Feeling frustrated about US treatment of migrants and refugees, and with some free time this month, I decided to go to the San Diego/Tijuana border to volunteer. I spent most of my time on the San Diego side. I’m writing a few short reflections based on this experience. In August I will be on the Mexico/Guatemala border and will do the same.
US/Mexico border installment #1: The Context – There is currently a “metering” program in place at the US/Mexico border. Asylum seekers wanting to apply for protection in the United States go to the port of entry in Tijuana and put their name on an informal waiting list. There are thousands of names on the list. Then they wait – getting by however they can, at over-crowded shelters, on the street, selling things on the beach, whatever. I’m not sure how they do it, but they do. When their number comes up, they have 24 hours to show up; otherwise they are back at the end of the line. After applying, a few, with extraordinary circumstances, are let into the United States pending their final asylum determination. The rest are sent back to Mexico to wait while the US considers their case. Only after the final asylum determination will they be let in.

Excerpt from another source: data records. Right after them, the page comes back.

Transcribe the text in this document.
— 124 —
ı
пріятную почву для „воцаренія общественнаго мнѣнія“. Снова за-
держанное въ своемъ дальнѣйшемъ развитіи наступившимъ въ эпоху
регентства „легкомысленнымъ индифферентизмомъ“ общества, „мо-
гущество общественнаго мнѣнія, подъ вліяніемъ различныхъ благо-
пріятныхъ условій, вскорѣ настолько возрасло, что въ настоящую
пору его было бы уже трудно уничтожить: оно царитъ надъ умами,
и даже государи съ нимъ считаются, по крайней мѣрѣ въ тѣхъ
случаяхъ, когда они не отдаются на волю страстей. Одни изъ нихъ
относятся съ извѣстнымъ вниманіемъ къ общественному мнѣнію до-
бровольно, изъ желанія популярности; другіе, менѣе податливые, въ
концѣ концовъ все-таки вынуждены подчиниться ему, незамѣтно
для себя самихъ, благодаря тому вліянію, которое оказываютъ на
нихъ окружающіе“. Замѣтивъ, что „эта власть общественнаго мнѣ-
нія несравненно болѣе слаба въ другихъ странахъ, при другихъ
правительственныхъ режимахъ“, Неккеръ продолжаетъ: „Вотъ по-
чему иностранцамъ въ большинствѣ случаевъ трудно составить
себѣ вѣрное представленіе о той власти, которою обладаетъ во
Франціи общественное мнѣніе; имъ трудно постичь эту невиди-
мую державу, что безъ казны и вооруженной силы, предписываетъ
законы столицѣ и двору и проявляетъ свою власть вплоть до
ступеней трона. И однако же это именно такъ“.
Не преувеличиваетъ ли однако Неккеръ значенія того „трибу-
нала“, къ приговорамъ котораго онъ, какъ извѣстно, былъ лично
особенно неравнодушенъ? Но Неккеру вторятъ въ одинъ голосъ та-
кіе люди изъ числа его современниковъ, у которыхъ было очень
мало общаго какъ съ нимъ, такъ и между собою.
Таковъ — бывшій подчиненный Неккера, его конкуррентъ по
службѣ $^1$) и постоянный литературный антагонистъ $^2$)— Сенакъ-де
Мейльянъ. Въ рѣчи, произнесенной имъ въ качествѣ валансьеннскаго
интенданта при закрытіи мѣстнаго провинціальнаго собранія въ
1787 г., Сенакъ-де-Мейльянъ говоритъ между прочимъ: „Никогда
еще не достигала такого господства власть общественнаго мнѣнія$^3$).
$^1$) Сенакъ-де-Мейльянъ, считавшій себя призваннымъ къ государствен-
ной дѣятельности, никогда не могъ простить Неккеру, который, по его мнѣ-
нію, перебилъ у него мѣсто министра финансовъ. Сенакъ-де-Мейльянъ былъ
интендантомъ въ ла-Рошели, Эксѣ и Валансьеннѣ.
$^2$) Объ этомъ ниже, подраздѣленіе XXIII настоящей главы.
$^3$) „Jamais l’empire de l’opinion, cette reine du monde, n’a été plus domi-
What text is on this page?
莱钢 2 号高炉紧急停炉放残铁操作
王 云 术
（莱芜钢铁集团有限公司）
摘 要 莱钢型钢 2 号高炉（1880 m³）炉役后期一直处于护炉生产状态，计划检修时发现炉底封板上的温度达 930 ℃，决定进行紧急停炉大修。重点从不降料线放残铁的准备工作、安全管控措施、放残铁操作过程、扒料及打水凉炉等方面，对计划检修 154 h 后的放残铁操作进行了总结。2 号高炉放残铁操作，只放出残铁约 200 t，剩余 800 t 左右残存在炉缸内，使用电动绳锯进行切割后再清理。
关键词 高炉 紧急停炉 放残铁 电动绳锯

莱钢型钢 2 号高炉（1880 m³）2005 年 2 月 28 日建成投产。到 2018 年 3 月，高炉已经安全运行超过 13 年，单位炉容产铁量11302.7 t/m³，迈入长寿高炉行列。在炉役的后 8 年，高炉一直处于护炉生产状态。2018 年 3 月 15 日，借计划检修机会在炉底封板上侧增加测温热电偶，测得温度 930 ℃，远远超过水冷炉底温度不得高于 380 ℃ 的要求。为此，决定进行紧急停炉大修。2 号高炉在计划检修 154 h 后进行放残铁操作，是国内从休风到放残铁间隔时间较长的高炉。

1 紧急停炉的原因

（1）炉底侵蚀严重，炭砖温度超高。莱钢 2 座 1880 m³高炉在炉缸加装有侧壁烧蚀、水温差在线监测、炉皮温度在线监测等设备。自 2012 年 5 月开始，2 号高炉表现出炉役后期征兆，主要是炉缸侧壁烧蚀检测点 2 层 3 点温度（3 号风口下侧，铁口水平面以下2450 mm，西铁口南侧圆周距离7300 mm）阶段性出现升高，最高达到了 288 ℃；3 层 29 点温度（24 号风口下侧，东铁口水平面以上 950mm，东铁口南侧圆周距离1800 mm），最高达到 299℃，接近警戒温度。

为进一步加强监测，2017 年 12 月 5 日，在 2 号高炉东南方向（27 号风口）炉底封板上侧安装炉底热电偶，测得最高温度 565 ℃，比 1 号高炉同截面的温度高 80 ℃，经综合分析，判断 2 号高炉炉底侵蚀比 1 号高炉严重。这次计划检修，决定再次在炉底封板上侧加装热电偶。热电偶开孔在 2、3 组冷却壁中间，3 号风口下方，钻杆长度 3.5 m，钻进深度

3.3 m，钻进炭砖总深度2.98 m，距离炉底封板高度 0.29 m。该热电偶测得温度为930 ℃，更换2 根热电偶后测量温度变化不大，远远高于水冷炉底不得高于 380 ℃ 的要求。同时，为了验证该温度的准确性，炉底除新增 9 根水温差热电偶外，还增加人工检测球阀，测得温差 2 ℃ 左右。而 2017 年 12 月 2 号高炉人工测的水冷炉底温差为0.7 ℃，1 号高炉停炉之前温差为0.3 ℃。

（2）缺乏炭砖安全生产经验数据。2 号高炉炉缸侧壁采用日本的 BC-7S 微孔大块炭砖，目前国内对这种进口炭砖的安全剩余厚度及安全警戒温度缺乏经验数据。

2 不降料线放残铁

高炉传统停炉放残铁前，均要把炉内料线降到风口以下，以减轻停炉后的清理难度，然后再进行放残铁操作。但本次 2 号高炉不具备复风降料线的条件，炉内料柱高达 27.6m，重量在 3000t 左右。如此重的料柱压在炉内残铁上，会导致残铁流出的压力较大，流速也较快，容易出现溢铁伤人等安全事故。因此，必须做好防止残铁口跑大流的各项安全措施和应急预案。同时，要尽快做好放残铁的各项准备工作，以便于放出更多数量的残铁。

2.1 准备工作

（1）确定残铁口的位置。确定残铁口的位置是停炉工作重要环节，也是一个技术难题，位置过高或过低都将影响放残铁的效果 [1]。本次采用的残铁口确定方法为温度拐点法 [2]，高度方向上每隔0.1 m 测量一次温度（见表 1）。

I spent one day in Tijuana with an NGO called Al Otro Lado. They help people prepare for the asylum process. They organize and train volunteers to do much of this work. It is an impressive operation on a shoestring. I talked with a few asylum seekers whose crossing number would be coming up the next day. They were learning about asylum law and the process. Being prepared to share the most difficult details of ones’ persecution can make the difference between protection and deportation.
Immigration opponents often question whether these people are really refugees, or if they are just trying to sneak into the US, gaming the system. What I heard directly from immigrants were horrible stories about extortion, violence, and threats of violence. Whether these examples will qualify under US law, I don’t know.
What I do know from my experience at the border is what anxiety and exhaustion look like. I saw fear and I also found reasons to hope.